- Genre: Documentary
- Directed by: James Lapine Todd Haynes Autumn de Wilde
- Starring: Stephen Sondheim Jarvis Cocker Audra McDonald Darren Criss Jeremy Jordan Laura Osnes Jackie Hoffman America Ferrera Will Swenson
- Theme music composer: Stephen Sondheim
- Country of origin: United States
- Original language: English

Production
- Editor: Miky Wolf

Original release
- Release: December 9, 2013

= Six by Sondheim =

Six by Sondheim is an HBO television documentary which pays tribute to Broadway composer and lyricist Stephen Sondheim. The film was directed and co-produced by James Lapine, based on an idea by Frank Rich and "centers on the backstory of six great Sondheim songs".

==Film==
The film has performances of six of Sondheim's signature songs:

1. "Something's Coming" (West Side Story),
2. "Opening Doors" (Merrily We Roll Along),
3. "Send in the Clowns" (A Little Night Music),
4. "I'm Still Here" (Follies),
5. "Being Alive" (Company) and
6. "Sunday" (Sunday in the Park with George).

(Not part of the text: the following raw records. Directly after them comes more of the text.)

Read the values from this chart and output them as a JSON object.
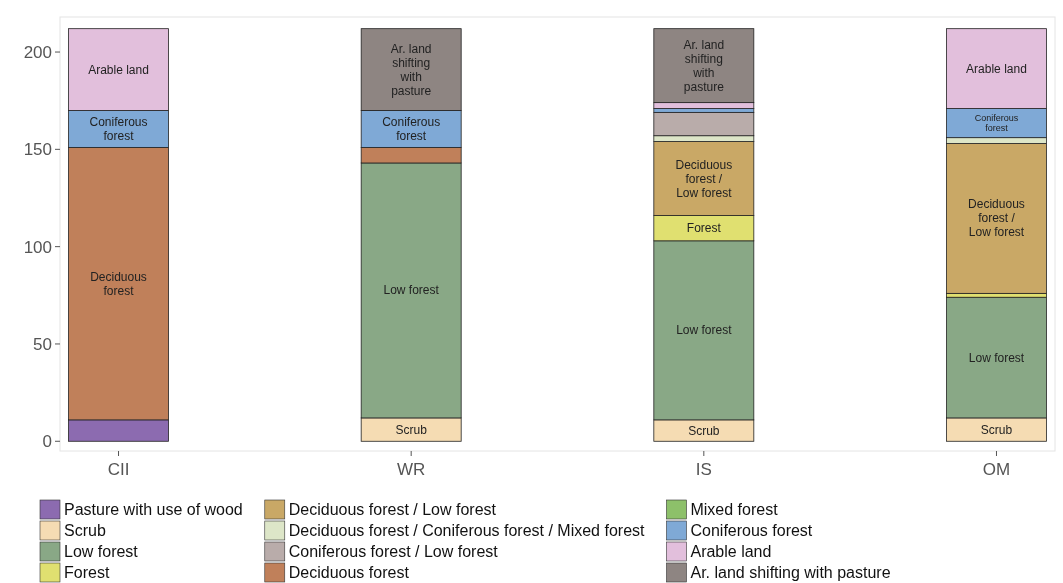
{
  "chart_data": {
    "type": "bar",
    "stacked": true,
    "categories": [
      "CII",
      "WR",
      "IS",
      "OM"
    ],
    "ylim": [
      -5,
      218
    ],
    "yticks": [
      0,
      50,
      100,
      150,
      200
    ],
    "grid": false,
    "legend": "bottom",
    "series": [
      {
        "name": "Pasture with use of wood",
        "color": "#8c6bb0",
        "values": [
          11,
          null,
          null,
          null
        ]
      },
      {
        "name": "Scrub",
        "color": "#f5dcb3",
        "values": [
          null,
          12,
          11,
          12
        ]
      },
      {
        "name": "Low forest",
        "color": "#89a886",
        "values": [
          null,
          131,
          92,
          62
        ]
      },
      {
        "name": "Forest",
        "color": "#e0e070",
        "values": [
          null,
          null,
          13,
          2
        ]
      },
      {
        "name": "Deciduous forest / Low forest",
        "color": "#c9a866",
        "values": [
          null,
          null,
          38,
          77
        ]
      },
      {
        "name": "Deciduous forest / Coniferous forest / Mixed forest",
        "color": "#dde6c8",
        "values": [
          null,
          null,
          3,
          3
        ]
      },
      {
        "name": "Coniferous forest / Low forest",
        "color": "#b9acaa",
        "values": [
          null,
          null,
          12,
          null
        ]
      },
      {
        "name": "Deciduous forest",
        "color": "#c0805a",
        "values": [
          140,
          8,
          null,
          null
        ]
      },
      {
        "name": "Mixed forest",
        "color": "#8dc06a",
        "values": [
          null,
          null,
          null,
          null
        ]
      },
      {
        "name": "Coniferous forest",
        "color": "#7fa9d6",
        "values": [
          19,
          19,
          2,
          15
        ]
      },
      {
        "name": "Arable land",
        "color": "#e2bfdc",
        "values": [
          42,
          null,
          3,
          41
        ]
      },
      {
        "name": "Ar. land shifting with pasture",
        "color": "#8e8582",
        "values": [
          null,
          42,
          38,
          null
        ]
      }
    ]
  }
}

In the documentary, Sondheim himself performs along with Audra McDonald, Jeremy Jordan, Darren Criss, America Ferrera, Jackie Hoffman and Laura Osnes. The documentary contains archival footage as well as footage shot for a revue of Sondheim's music that played on Broadway in 2010 titled Sondheim on Sondheim.

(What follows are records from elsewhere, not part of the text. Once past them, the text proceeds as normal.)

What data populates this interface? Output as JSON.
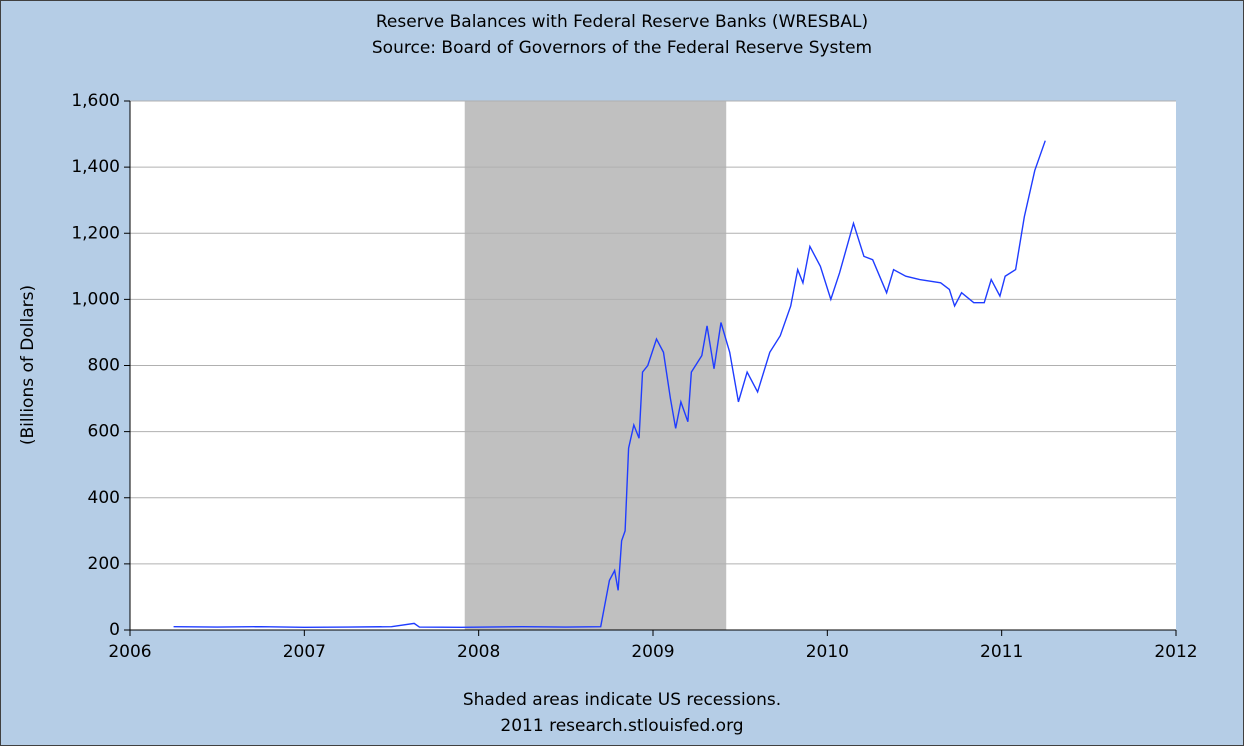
{
  "chart_data": {
    "type": "line",
    "title": "Reserve Balances with Federal Reserve Banks (WRESBAL)",
    "subtitle": "Source: Board of Governors of the Federal Reserve System",
    "ylabel": "(Billions of Dollars)",
    "notes": [
      "Shaded areas indicate US recessions.",
      "2011 research.stlouisfed.org"
    ],
    "recession": [
      2007.92,
      2009.42
    ],
    "xlim": [
      2006,
      2012
    ],
    "xticks": [
      2006,
      2007,
      2008,
      2009,
      2010,
      2011,
      2012
    ],
    "ylim": [
      0,
      1600
    ],
    "yticks": [
      0,
      200,
      400,
      600,
      800,
      {
        "value": 1000,
        "label": "1,000"
      },
      {
        "value": 1200,
        "label": "1,200"
      },
      {
        "value": 1400,
        "label": "1,400"
      },
      {
        "value": 1600,
        "label": "1,600"
      }
    ],
    "grid": true,
    "series": [
      {
        "name": "WRESBAL",
        "color": "#1f3cff",
        "x": [
          2006.25,
          2006.5,
          2006.75,
          2007.0,
          2007.25,
          2007.5,
          2007.63,
          2007.66,
          2007.9,
          2008.25,
          2008.5,
          2008.7,
          2008.75,
          2008.78,
          2008.8,
          2008.82,
          2008.84,
          2008.86,
          2008.89,
          2008.92,
          2008.94,
          2008.97,
          2009.02,
          2009.06,
          2009.1,
          2009.13,
          2009.16,
          2009.2,
          2009.22,
          2009.28,
          2009.31,
          2009.35,
          2009.39,
          2009.44,
          2009.49,
          2009.54,
          2009.6,
          2009.67,
          2009.73,
          2009.79,
          2009.83,
          2009.86,
          2009.9,
          2009.96,
          2010.02,
          2010.07,
          2010.15,
          2010.21,
          2010.26,
          2010.34,
          2010.38,
          2010.45,
          2010.53,
          2010.65,
          2010.7,
          2010.73,
          2010.77,
          2010.84,
          2010.9,
          2010.94,
          2010.99,
          2011.02,
          2011.08,
          2011.13,
          2011.19,
          2011.25
        ],
        "values": [
          10,
          9,
          10,
          8,
          9,
          10,
          20,
          9,
          8,
          10,
          9,
          10,
          150,
          180,
          120,
          270,
          300,
          550,
          620,
          580,
          780,
          800,
          880,
          840,
          700,
          610,
          690,
          630,
          780,
          830,
          920,
          790,
          930,
          840,
          690,
          780,
          720,
          840,
          890,
          980,
          1090,
          1050,
          1160,
          1100,
          1000,
          1080,
          1230,
          1130,
          1120,
          1020,
          1090,
          1070,
          1060,
          1050,
          1030,
          980,
          1020,
          990,
          990,
          1060,
          1010,
          1070,
          1090,
          1250,
          1390,
          1480
        ]
      }
    ]
  }
}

The documentary consists of both original short films of several of the songs plus existing material. For example, Lapine directed the part on "Opening Doors" which features Criss, Jordan, Ferrera, and Osnes; Todd Haynes directed the film on "I'm Still Here" which has Jarvis Cocker; and Autumn De Wilde directed McDonald and Will Swenson in "Send in the Clowns." The film was edited by Miky Wolf who gave an interview to The Red Room Podcast on episode 68. This interview was then published in the Summer 2014 The Sondheim Review.

==Reception==
National Public Radio highly recommended the documentary stating that Six is "a superbly compiled work, overseen by two of the people most intimately familiar with the composer himself...If you're new to the works of Stephen Sondheim, this TV special should entice you. If you're already a fan, it should delight you." TV Guide stated, "Sondheim exults in the 'agonizing fun' of his craft. We can only marvel at the results." The documentary was one of several Peabody Award winners in 2014.